The Corner Cupboard sits on the corner of High Street West and Arundel Street in Glossop.
The Crispin, in Great Longstone, is named after St Crispin, the patron saint of shoemakers. Flemish weavers settled in this area of Derbyshire, establishing a stocking industry which led to trade in shoes.
The Derby Tup in Whittington, Chesterfield, is a reference to a folk custom - alternatively called Old Tup - involving teams of men following a hobby horse with a goat's or sheep's head that is carried by an individual hidden under a cloth.
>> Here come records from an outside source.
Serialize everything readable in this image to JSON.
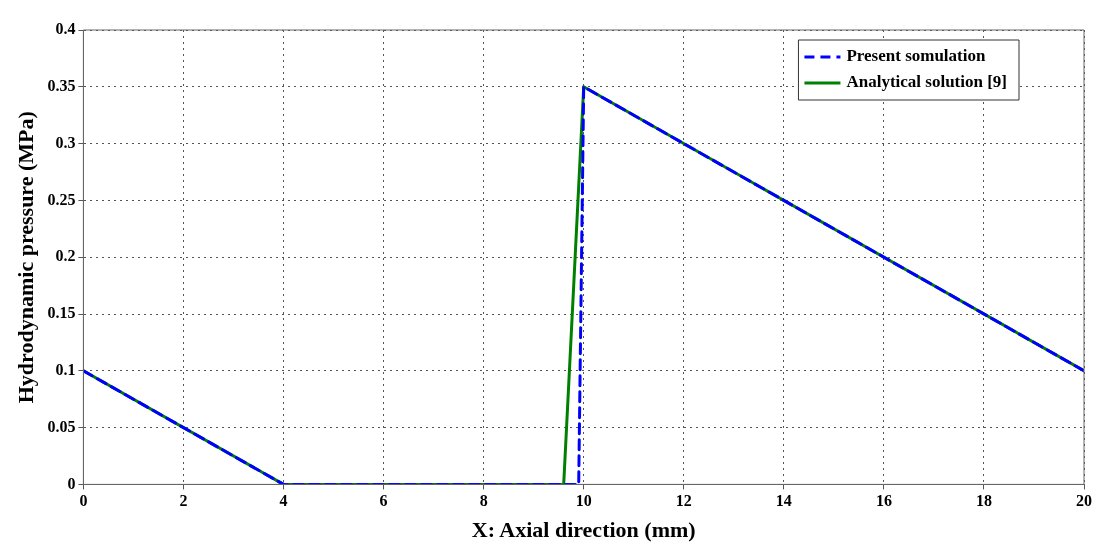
{
  "chart_data": {
    "type": "line",
    "xlabel": "X: Axial direction (mm)",
    "ylabel": "Hydrodynamic pressure (MPa)",
    "xlim": [
      0,
      20
    ],
    "xticks": [
      0,
      2,
      4,
      6,
      8,
      10,
      12,
      14,
      16,
      18,
      20
    ],
    "ylim": [
      0,
      0.4
    ],
    "yticks": [
      0,
      0.05,
      0.1,
      0.15,
      0.2,
      0.25,
      0.3,
      0.35,
      0.4
    ],
    "grid": true,
    "legend": "top right",
    "marker": "none",
    "series": [
      {
        "name": "Present somulation",
        "color": "#0000ff",
        "line_style": "dashed",
        "x": [
          0,
          4,
          9.9,
          10,
          20
        ],
        "values": [
          0.1,
          0,
          0,
          0.35,
          0.1
        ]
      },
      {
        "name": "Analytical solution [9]",
        "color": "#008000",
        "line_style": "solid",
        "x": [
          0,
          4,
          9.6,
          10,
          20
        ],
        "values": [
          0.1,
          0,
          0,
          0.35,
          0.1
        ]
      }
    ]
  }
}
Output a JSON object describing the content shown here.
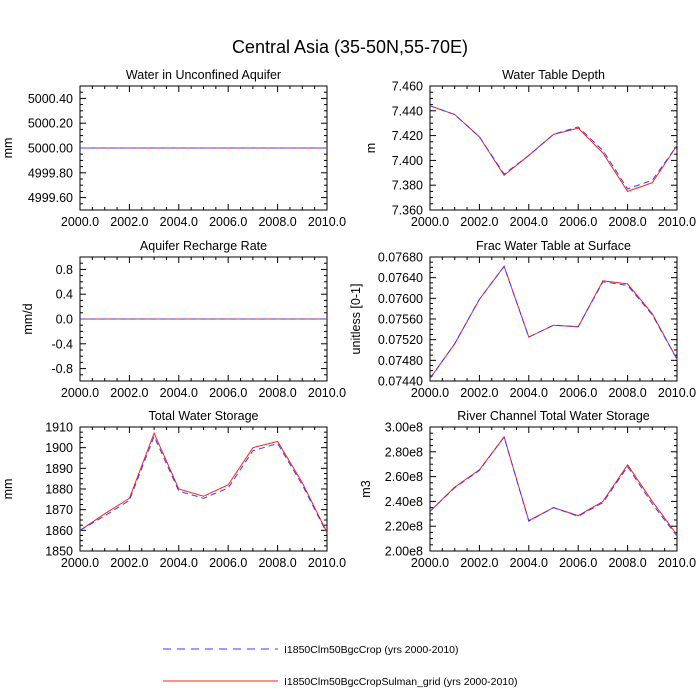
{
  "title": "Central Asia (35-50N,55-70E)",
  "colors": {
    "series1": "#3b3bff",
    "series2": "#ff2020"
  },
  "legend": [
    {
      "label": "I1850Clm50BgcCrop (yrs 2000-2010)",
      "color": "#3b3bff",
      "style": "dashed"
    },
    {
      "label": "I1850Clm50BgcCropSulman_grid (yrs 2000-2010)",
      "color": "#ff2020",
      "style": "solid"
    }
  ],
  "chart_data": [
    {
      "type": "line",
      "title": "Water in Unconfined Aquifer",
      "ylabel": "mm",
      "xlim": [
        2000,
        2010
      ],
      "ylim": [
        4999.5,
        5000.5
      ],
      "xticks": [
        2000,
        2002,
        2004,
        2006,
        2008,
        2010
      ],
      "xtick_labels": [
        "2000.0",
        "2002.0",
        "2004.0",
        "2006.0",
        "2008.0",
        "2010.0"
      ],
      "yticks": [
        4999.6,
        4999.8,
        5000.0,
        5000.2,
        5000.4
      ],
      "ytick_labels": [
        "4999.60",
        "4999.80",
        "5000.00",
        "5000.20",
        "5000.40"
      ],
      "x": [
        2000,
        2001,
        2002,
        2003,
        2004,
        2005,
        2006,
        2007,
        2008,
        2009,
        2010
      ],
      "series": [
        {
          "values": [
            5000,
            5000,
            5000,
            5000,
            5000,
            5000,
            5000,
            5000,
            5000,
            5000,
            5000
          ],
          "color": "#3b3bff",
          "style": "dashed"
        },
        {
          "values": [
            5000,
            5000,
            5000,
            5000,
            5000,
            5000,
            5000,
            5000,
            5000,
            5000,
            5000
          ],
          "color": "#ff2020",
          "style": "solid"
        }
      ]
    },
    {
      "type": "line",
      "title": "Water Table Depth",
      "ylabel": "m",
      "xlim": [
        2000,
        2010
      ],
      "ylim": [
        7.36,
        7.46
      ],
      "xticks": [
        2000,
        2002,
        2004,
        2006,
        2008,
        2010
      ],
      "xtick_labels": [
        "2000.0",
        "2002.0",
        "2004.0",
        "2006.0",
        "2008.0",
        "2010.0"
      ],
      "yticks": [
        7.36,
        7.38,
        7.4,
        7.42,
        7.44,
        7.46
      ],
      "ytick_labels": [
        "7.360",
        "7.380",
        "7.400",
        "7.420",
        "7.440",
        "7.460"
      ],
      "x": [
        2000,
        2001,
        2002,
        2003,
        2004,
        2005,
        2006,
        2007,
        2008,
        2009,
        2010
      ],
      "series": [
        {
          "values": [
            7.444,
            7.437,
            7.419,
            7.389,
            7.404,
            7.421,
            7.427,
            7.408,
            7.377,
            7.384,
            7.412
          ],
          "color": "#3b3bff",
          "style": "dashed"
        },
        {
          "values": [
            7.444,
            7.437,
            7.419,
            7.388,
            7.404,
            7.421,
            7.426,
            7.406,
            7.375,
            7.382,
            7.412
          ],
          "color": "#ff2020",
          "style": "solid"
        }
      ]
    },
    {
      "type": "line",
      "title": "Aquifer Recharge Rate",
      "ylabel": "mm/d",
      "xlim": [
        2000,
        2010
      ],
      "ylim": [
        -1.0,
        1.0
      ],
      "xticks": [
        2000,
        2002,
        2004,
        2006,
        2008,
        2010
      ],
      "xtick_labels": [
        "2000.0",
        "2002.0",
        "2004.0",
        "2006.0",
        "2008.0",
        "2010.0"
      ],
      "yticks": [
        -0.8,
        -0.4,
        0.0,
        0.4,
        0.8
      ],
      "ytick_labels": [
        "-0.8",
        "-0.4",
        "0.0",
        "0.4",
        "0.8"
      ],
      "x": [
        2000,
        2001,
        2002,
        2003,
        2004,
        2005,
        2006,
        2007,
        2008,
        2009,
        2010
      ],
      "series": [
        {
          "values": [
            0,
            0,
            0,
            0,
            0,
            0,
            0,
            0,
            0,
            0,
            0
          ],
          "color": "#3b3bff",
          "style": "dashed"
        },
        {
          "values": [
            0,
            0,
            0,
            0,
            0,
            0,
            0,
            0,
            0,
            0,
            0
          ],
          "color": "#ff2020",
          "style": "solid"
        }
      ]
    },
    {
      "type": "line",
      "title": "Frac Water Table at Surface",
      "ylabel": "unitless [0-1]",
      "xlim": [
        2000,
        2010
      ],
      "ylim": [
        0.0744,
        0.0768
      ],
      "xticks": [
        2000,
        2002,
        2004,
        2006,
        2008,
        2010
      ],
      "xtick_labels": [
        "2000.0",
        "2002.0",
        "2004.0",
        "2006.0",
        "2008.0",
        "2010.0"
      ],
      "yticks": [
        0.0744,
        0.0748,
        0.0752,
        0.0756,
        0.076,
        0.0764,
        0.0768
      ],
      "ytick_labels": [
        "0.07440",
        "0.07480",
        "0.07520",
        "0.07560",
        "0.07600",
        "0.07640",
        "0.07680"
      ],
      "x": [
        2000,
        2001,
        2002,
        2003,
        2004,
        2005,
        2006,
        2007,
        2008,
        2009,
        2010
      ],
      "series": [
        {
          "values": [
            0.07445,
            0.07512,
            0.07598,
            0.07662,
            0.07525,
            0.07548,
            0.07545,
            0.07632,
            0.07625,
            0.07568,
            0.07482
          ],
          "color": "#3b3bff",
          "style": "dashed"
        },
        {
          "values": [
            0.07445,
            0.07512,
            0.07598,
            0.07662,
            0.07525,
            0.07548,
            0.07545,
            0.07634,
            0.07628,
            0.0757,
            0.07482
          ],
          "color": "#ff2020",
          "style": "solid"
        }
      ]
    },
    {
      "type": "line",
      "title": "Total Water Storage",
      "ylabel": "mm",
      "xlim": [
        2000,
        2010
      ],
      "ylim": [
        1850,
        1910
      ],
      "xticks": [
        2000,
        2002,
        2004,
        2006,
        2008,
        2010
      ],
      "xtick_labels": [
        "2000.0",
        "2002.0",
        "2004.0",
        "2006.0",
        "2008.0",
        "2010.0"
      ],
      "yticks": [
        1850,
        1860,
        1870,
        1880,
        1890,
        1900,
        1910
      ],
      "ytick_labels": [
        "1850",
        "1860",
        "1870",
        "1880",
        "1890",
        "1900",
        "1910"
      ],
      "x": [
        2000,
        2001,
        2002,
        2003,
        2004,
        2005,
        2006,
        2007,
        2008,
        2009,
        2010
      ],
      "series": [
        {
          "values": [
            1860,
            1867,
            1874.5,
            1905.5,
            1879,
            1875.5,
            1880.5,
            1898.5,
            1902,
            1882,
            1858.5
          ],
          "color": "#3b3bff",
          "style": "dashed"
        },
        {
          "values": [
            1860,
            1868,
            1875.5,
            1907,
            1880,
            1876.5,
            1882,
            1900,
            1903,
            1883,
            1859
          ],
          "color": "#ff2020",
          "style": "solid"
        }
      ]
    },
    {
      "type": "line",
      "title": "River Channel Total Water Storage",
      "ylabel": "m3",
      "xlim": [
        2000,
        2010
      ],
      "ylim": [
        200000000,
        300000000
      ],
      "xticks": [
        2000,
        2002,
        2004,
        2006,
        2008,
        2010
      ],
      "xtick_labels": [
        "2000.0",
        "2002.0",
        "2004.0",
        "2006.0",
        "2008.0",
        "2010.0"
      ],
      "yticks": [
        200000000,
        220000000,
        240000000,
        260000000,
        280000000,
        300000000
      ],
      "ytick_labels": [
        "2.00e8",
        "2.20e8",
        "2.40e8",
        "2.60e8",
        "2.80e8",
        "3.00e8"
      ],
      "x": [
        2000,
        2001,
        2002,
        2003,
        2004,
        2005,
        2006,
        2007,
        2008,
        2009,
        2010
      ],
      "series": [
        {
          "values": [
            232000000,
            251000000,
            265000000,
            292000000,
            224000000,
            235000000,
            228000000,
            239000000,
            268000000,
            238000000,
            212000000
          ],
          "color": "#3b3bff",
          "style": "dashed"
        },
        {
          "values": [
            232000000,
            251500000,
            265500000,
            292000000,
            224500000,
            235000000,
            228500000,
            240000000,
            269500000,
            240000000,
            213000000
          ],
          "color": "#ff2020",
          "style": "solid"
        }
      ]
    }
  ]
}
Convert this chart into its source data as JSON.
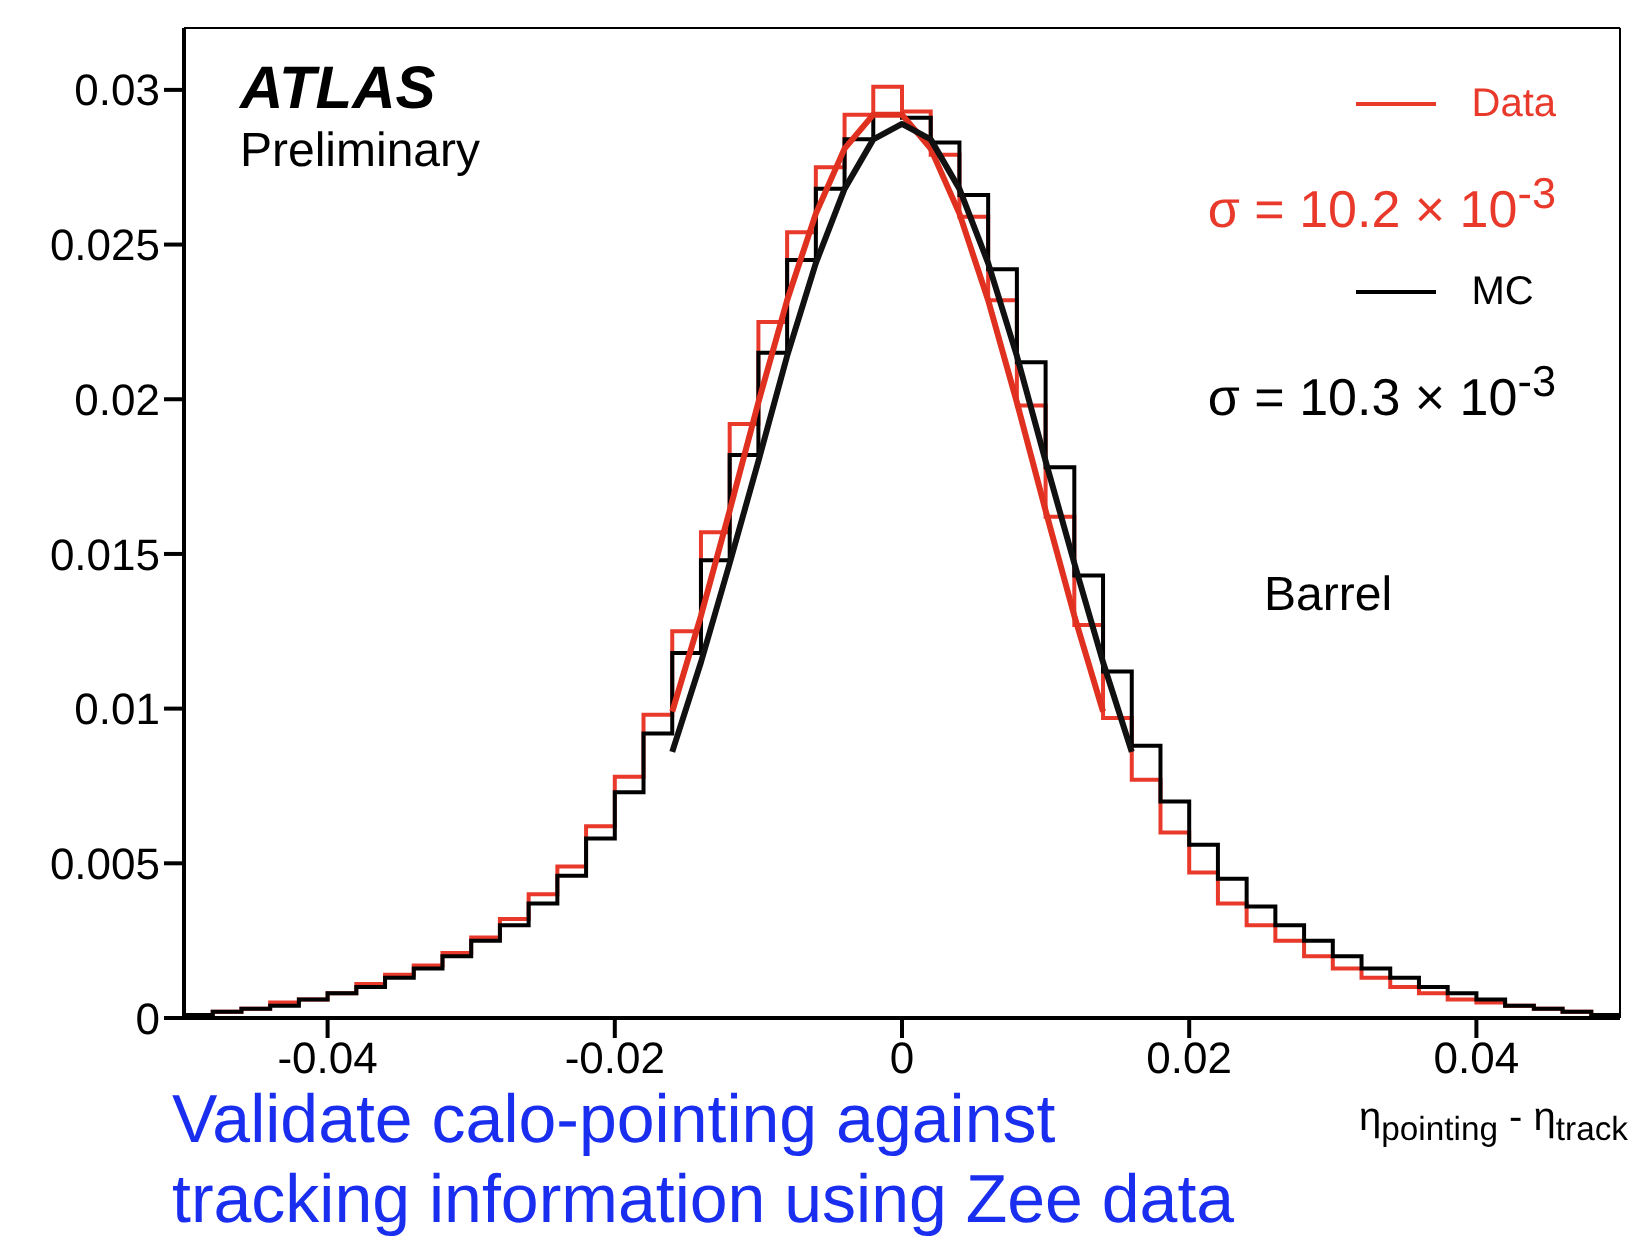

The hobby horse was carried around to local houses where payment was expected for its appearance.
At the back of The Lime Kiln, in Wirksworth, there is a former limestone quarry.
The name of The Barley Mow, on Saltergate in Chesterfield, is a nod to an old folk tune that became a drinking song. A barley mow is a stack of barley, a grain malted for brewing beer.
The Spread Eagle, on Beetwell Street in Chesterfield, refers to the heraldic eagle that would appear on a coat of arms.
The Pillar of Rock in Bolsover stands on the site of three brick-built cottages. The cottages had cellars going down into a pillar of rock which is said to have remained intact during Bolsover’s transformation into a coal town.
The Burnt Pig Ale 'Ouse in Ilkeston is a name people 'remember', the micropub's owner Simon Clarke said in 2015. "The name came about from a drunken night out when a group of us were thinking of names," he explained. The place is known for the quality of its pork scratchings.